When something happens – a terrorist attack, a natural disaster, or any huge news event – Twitter is the go-to place to get live updates.
— Andrew Smith (@andrewhistorian) November 13, 2015
Released hostages are hugging each other. One guy fainted on reaching the relative safety of our street.
— Andrew Smith (@andrewhistorian) November 13, 2015
It has fundamentally changed the way we consume news. For the better, in my opinion.
Bystanders become amateur journalists, and wherever they are they can instantly share information or images with the rest of the world.
I, like many, am a complete news junkie, and I enjoy the short, snappy updates you get on Twitter during big events. I don’t want that to be diluted by needless words.

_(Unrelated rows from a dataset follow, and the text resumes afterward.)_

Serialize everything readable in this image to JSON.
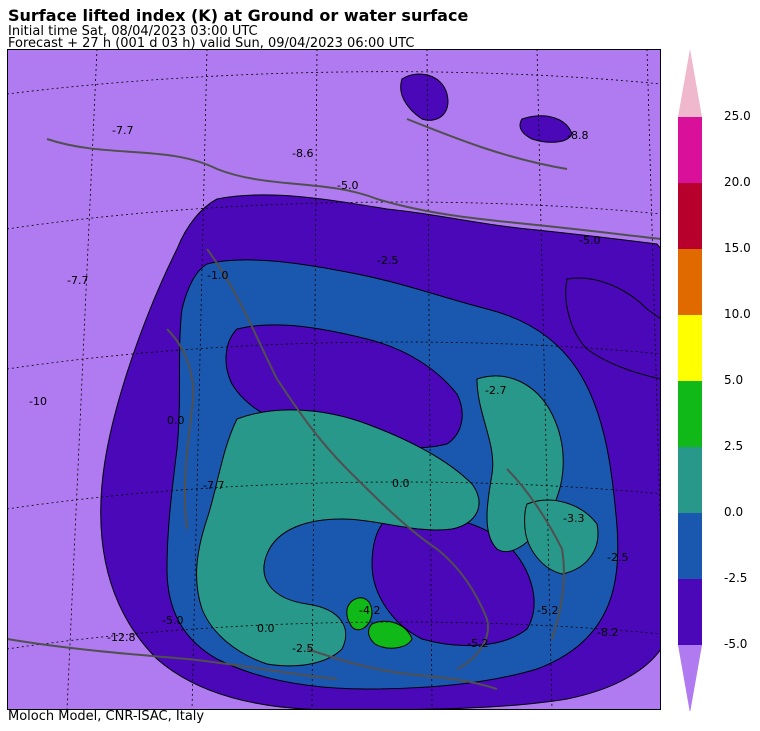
{
  "header": {
    "title": "Surface lifted index (K) at Ground or water surface",
    "initial_time": "Initial time  Sat, 08/04/2023  03:00 UTC",
    "forecast": "Forecast  +  27 h  (001 d 03 h)  valid Sun, 09/04/2023 06:00 UTC"
  },
  "footer": "Moloch Model, CNR-ISAC, Italy",
  "colorbar": {
    "ticks": [
      "25.0",
      "20.0",
      "15.0",
      "10.0",
      "5.0",
      "2.5",
      "0.0",
      "-2.5",
      "-5.0"
    ],
    "colors": [
      "#f0b8cc",
      "#d8109a",
      "#b8002c",
      "#e06a00",
      "#ffff00",
      "#10b818",
      "#28988a",
      "#1a58b0",
      "#4a08b8",
      "#b07af0"
    ]
  },
  "map_labels": [
    "-7.7",
    "-8.8",
    "-8.6",
    "-5.0",
    "-1.0",
    "-2.5",
    "-7.7",
    "-5.0",
    "-10",
    "-2.7",
    "0.0",
    "-7.7",
    "0.0",
    "-3.3",
    "-2.5",
    "-5.2",
    "-12.8",
    "-5.0",
    "-2.5",
    "0.0",
    "-4.2",
    "-8.2",
    "-5.2"
  ],
  "contour_color": "#000000",
  "border_color": "#505050"
}
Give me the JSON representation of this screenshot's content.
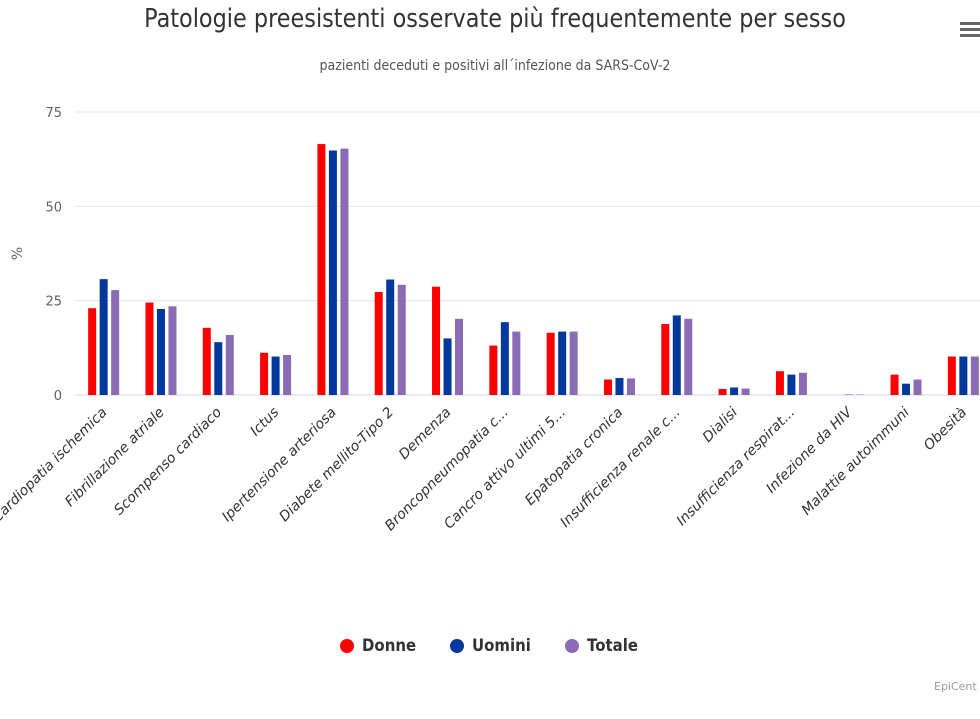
{
  "title": "Patologie preesistenti osservate più frequentemente per sesso",
  "subtitle": "pazienti deceduti e positivi all´infezione da SARS-CoV-2",
  "credits": "EpiCent",
  "icons": {
    "menu": "hamburger-menu-icon"
  },
  "chart_data": {
    "type": "bar",
    "title": "Patologie preesistenti osservate più frequentemente per sesso",
    "subtitle": "pazienti deceduti e positivi all´infezione da SARS-CoV-2",
    "ylabel": "%",
    "xlabel": "",
    "ylim": [
      0,
      75
    ],
    "yticks": [
      "0",
      "25",
      "50",
      "75"
    ],
    "grid": true,
    "legend_position": "bottom",
    "categories": [
      "Cardiopatia ischemica",
      "Fibrillazione atriale",
      "Scompenso cardiaco",
      "Ictus",
      "Ipertensione arteriosa",
      "Diabete mellito-Tipo 2",
      "Demenza",
      "Broncopneumopatia c...",
      "Cancro attivo ultimi 5...",
      "Epatopatia cronica",
      "Insufficienza renale c...",
      "Dialisi",
      "Insufficienza respirat...",
      "Infezione da HIV",
      "Malattie autoimmuni",
      "Obesità"
    ],
    "series": [
      {
        "name": "Donne",
        "color": "#ff0000",
        "values": [
          23,
          24.5,
          17.8,
          11.2,
          66.5,
          27.3,
          28.7,
          13.1,
          16.5,
          4.1,
          18.8,
          1.6,
          6.3,
          0,
          5.4,
          10.2
        ]
      },
      {
        "name": "Uomini",
        "color": "#00389c",
        "values": [
          30.7,
          22.8,
          14,
          10.2,
          64.8,
          30.6,
          15,
          19.3,
          16.8,
          4.5,
          21.1,
          2,
          5.4,
          0.1,
          3,
          10.2
        ]
      },
      {
        "name": "Totale",
        "color": "#8a6bb4",
        "values": [
          27.8,
          23.5,
          15.9,
          10.6,
          65.3,
          29.2,
          20.2,
          16.8,
          16.8,
          4.4,
          20.2,
          1.7,
          5.9,
          0.1,
          4.1,
          10.2
        ]
      }
    ]
  }
}
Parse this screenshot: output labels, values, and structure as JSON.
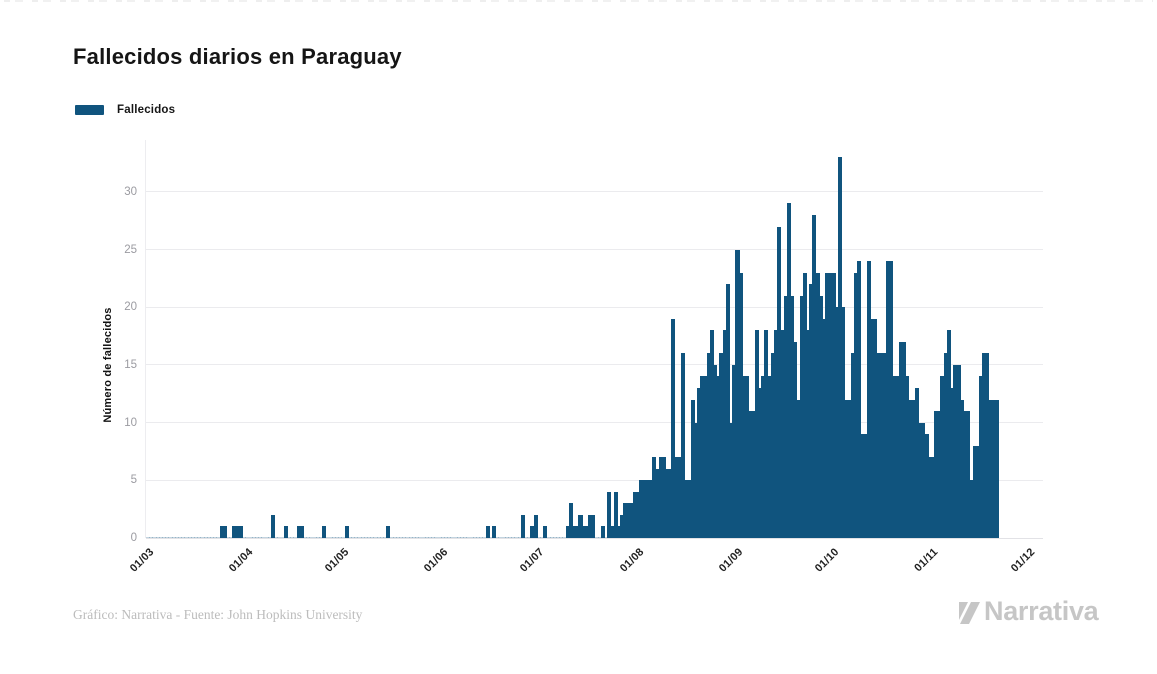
{
  "title": "Fallecidos diarios en Paraguay",
  "legend": {
    "label": "Fallecidos",
    "color": "#10547E"
  },
  "footer": {
    "source": "Gráfico: Narrativa - Fuente: John Hopkins University",
    "logo_text": "Narrativa"
  },
  "colors": {
    "bar": "#10547E",
    "grid": "#ebebee",
    "axis_line": "#e2e2e6",
    "y_tick_label": "#9b9ba1",
    "x_tick_label": "#222222",
    "footer_text": "#bcbcbc",
    "logo_gray": "#c6c6c6"
  },
  "chart_data": {
    "type": "bar",
    "title": "Fallecidos diarios en Paraguay",
    "xlabel": "",
    "ylabel": "Número de fallecidos",
    "ylim": [
      0,
      34.5
    ],
    "y_ticks": [
      0,
      5,
      10,
      15,
      20,
      25,
      30
    ],
    "grid": "horizontal-only",
    "legend_position": "top-left",
    "x_tick_labels": [
      "01/03",
      "01/04",
      "01/05",
      "01/06",
      "01/07",
      "01/08",
      "01/09",
      "01/10",
      "01/11",
      "01/12"
    ],
    "x_tick_day_index": [
      0,
      31,
      61,
      92,
      122,
      153,
      184,
      214,
      245,
      275
    ],
    "axis_total_days": 280,
    "x_start_label": "01/03",
    "series": [
      {
        "name": "Fallecidos",
        "color": "#10547E",
        "values": [
          0,
          0,
          0,
          0,
          0,
          0,
          0,
          0,
          0,
          0,
          0,
          0,
          0,
          0,
          0,
          0,
          0,
          0,
          0,
          0,
          0,
          0,
          0,
          1,
          1,
          0,
          0,
          1,
          1,
          1,
          0,
          0,
          0,
          0,
          0,
          0,
          0,
          0,
          0,
          2,
          0,
          0,
          0,
          1,
          0,
          0,
          0,
          1,
          1,
          0,
          0,
          0,
          0,
          0,
          0,
          1,
          0,
          0,
          0,
          0,
          0,
          0,
          1,
          0,
          0,
          0,
          0,
          0,
          0,
          0,
          0,
          0,
          0,
          0,
          0,
          1,
          0,
          0,
          0,
          0,
          0,
          0,
          0,
          0,
          0,
          0,
          0,
          0,
          0,
          0,
          0,
          0,
          0,
          0,
          0,
          0,
          0,
          0,
          0,
          0,
          0,
          0,
          0,
          0,
          0,
          0,
          1,
          0,
          1,
          0,
          0,
          0,
          0,
          0,
          0,
          0,
          0,
          2,
          0,
          0,
          1,
          2,
          0,
          0,
          1,
          0,
          0,
          0,
          0,
          0,
          0,
          1,
          3,
          1,
          1,
          2,
          1,
          1,
          2,
          2,
          0,
          0,
          1,
          0,
          4,
          1,
          4,
          1,
          2,
          3,
          3,
          3,
          4,
          4,
          5,
          5,
          5,
          5,
          7,
          6,
          7,
          7,
          6,
          6,
          19,
          7,
          7,
          16,
          5,
          5,
          12,
          10,
          13,
          14,
          14,
          16,
          18,
          15,
          14,
          16,
          18,
          22,
          10,
          15,
          25,
          23,
          14,
          14,
          11,
          11,
          18,
          13,
          14,
          18,
          14,
          16,
          18,
          27,
          18,
          21,
          29,
          21,
          17,
          12,
          21,
          23,
          18,
          22,
          28,
          23,
          21,
          19,
          23,
          23,
          23,
          20,
          33,
          20,
          12,
          12,
          16,
          23,
          24,
          9,
          9,
          24,
          19,
          19,
          16,
          16,
          16,
          24,
          24,
          14,
          14,
          17,
          17,
          14,
          12,
          12,
          13,
          10,
          10,
          9,
          7,
          7,
          11,
          11,
          14,
          16,
          18,
          13,
          15,
          15,
          12,
          11,
          11,
          5,
          8,
          8,
          14,
          16,
          16,
          12,
          12,
          12
        ]
      }
    ]
  }
}
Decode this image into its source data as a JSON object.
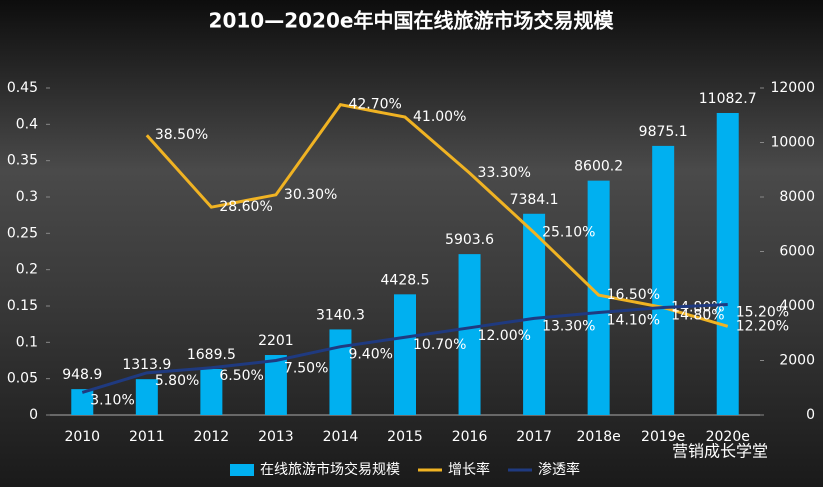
{
  "chart_data": {
    "type": "bar-line",
    "title": "2010—2020e年中国在线旅游市场交易规模",
    "categories": [
      "2010",
      "2011",
      "2012",
      "2013",
      "2014",
      "2015",
      "2016",
      "2017",
      "2018e",
      "2019e",
      "2020e"
    ],
    "series": [
      {
        "name": "在线旅游市场交易规模",
        "type": "bar",
        "axis": "y2",
        "color": "#00b0f0",
        "values": [
          948.9,
          1313.9,
          1689.5,
          2201,
          3140.3,
          4428.5,
          5903.6,
          7384.1,
          8600.2,
          9875.1,
          11082.7
        ]
      },
      {
        "name": "增长率",
        "type": "line",
        "color": "#f0b323",
        "values": [
          null,
          0.385,
          0.286,
          0.303,
          0.427,
          0.41,
          0.333,
          0.251,
          0.165,
          0.148,
          0.122
        ],
        "value_labels": [
          null,
          "38.50%",
          "28.60%",
          "30.30%",
          "42.70%",
          "41.00%",
          "33.30%",
          "25.10%",
          "16.50%",
          "14.80%",
          "12.20%"
        ]
      },
      {
        "name": "渗透率",
        "type": "line",
        "color": "#1f3a80",
        "values": [
          0.031,
          0.058,
          0.065,
          0.075,
          0.094,
          0.107,
          0.12,
          0.133,
          0.141,
          0.148,
          0.152
        ],
        "value_labels": [
          "3.10%",
          "5.80%",
          "6.50%",
          "7.50%",
          "9.40%",
          "10.70%",
          "12.00%",
          "13.30%",
          "14.10%",
          "14.80%",
          "15.20%"
        ]
      }
    ],
    "ylim": [
      0,
      0.45
    ],
    "yticks": [
      0,
      0.05,
      0.1,
      0.15,
      0.2,
      0.25,
      0.3,
      0.35,
      0.4,
      0.45
    ],
    "y2lim": [
      0,
      12000
    ],
    "y2ticks": [
      0,
      2000,
      4000,
      6000,
      8000,
      10000,
      12000
    ],
    "legend": "bottom",
    "watermark": "营销成长学堂"
  }
}
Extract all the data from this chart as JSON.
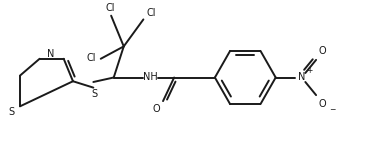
{
  "bg_color": "#ffffff",
  "line_color": "#1a1a1a",
  "line_width": 1.4,
  "font_size": 7.0,
  "fig_width": 3.72,
  "fig_height": 1.55,
  "xlim": [
    0,
    10
  ],
  "ylim": [
    0,
    4.1
  ]
}
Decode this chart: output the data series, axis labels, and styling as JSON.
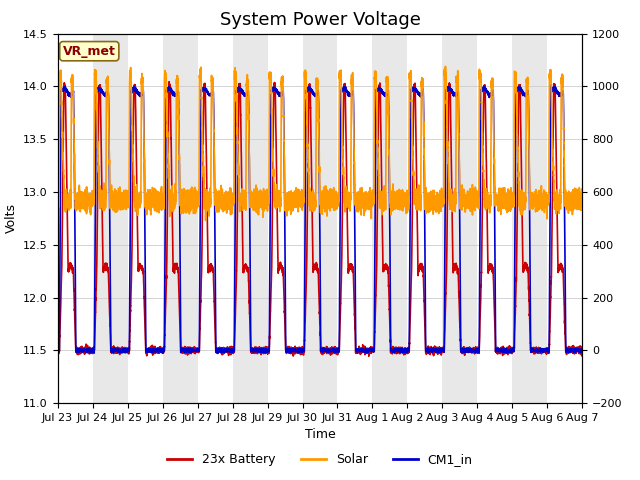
{
  "title": "System Power Voltage",
  "xlabel": "Time",
  "ylabel": "Volts",
  "ylim_left": [
    11.0,
    14.5
  ],
  "ylim_right": [
    -200,
    1200
  ],
  "yticks_left": [
    11.0,
    11.5,
    12.0,
    12.5,
    13.0,
    13.5,
    14.0,
    14.5
  ],
  "yticks_right": [
    -200,
    0,
    200,
    400,
    600,
    800,
    1000,
    1200
  ],
  "figure_bg": "#ffffff",
  "plot_bg": "#ffffff",
  "band_color_light": "#e8e8e8",
  "annotation_label": "VR_met",
  "annotation_fg": "#8B0000",
  "annotation_bg": "#ffffcc",
  "annotation_border": "#8B6914",
  "battery_color": "#cc0000",
  "solar_color": "#ff9900",
  "cm1_color": "#0000cc",
  "battery_label": "23x Battery",
  "solar_label": "Solar",
  "cm1_label": "CM1_in",
  "linewidth": 1.2,
  "title_fontsize": 13,
  "label_fontsize": 9,
  "tick_fontsize": 8,
  "legend_fontsize": 9,
  "n_days": 15
}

Twitter’s 140-character limit lends itself perfectly to live news. Let’s not ruin that.
4. The site will become a sea of marketing slurry
This is the one that will piss users off the most. And without the users you really don’t have a potentially money-making business anymore.
As a consumer, Twitter is my second favourite social network, after Instagram, when it comes to branded content.
The short character limit means brands have to rely more on imagery, while forcing them to be interesting/exciting/funny/whatever in very few words.
What we’ll see with an increased character limit is marketers filling the site with the kind of long-winded, self-important guff that makes me avoid branded posts on other sites. Or posts from celebrities or ‘influencers’ for that matter.
I can’t speak for everyone, but I’m pretty sure most people – marketers included – don’t want their Twitter feed to be polluted by content that is both crap and longwinded.
Plus, as I mentioned earlier, if people are given the choice whether to expand a branded tweet to see beyond 140 characters or not, they almost certainly won’t. So, really, what’s the point?
5. It’s just a really weird thing to do
In the simplest terms, it just seems like an utterly odd decision.
It’s almost as if the people running Twitter have never actually used Twitter. Like they don’t understand what makes it appealing in the first place.
I get that Twitter needs to make some changes because – despite its popularity among celebrities and the general public – it is clearly giving its accountants (and investors) a headache.
But I just can’t see how this will help its cause.
Maybe I’ll be proved wrong in the long run, in which case I’ll delete this post and deny that it ever existed, obviously.
What do you think?
I’ve put my opinions across. If you agree with them, great. If you don’t, even better.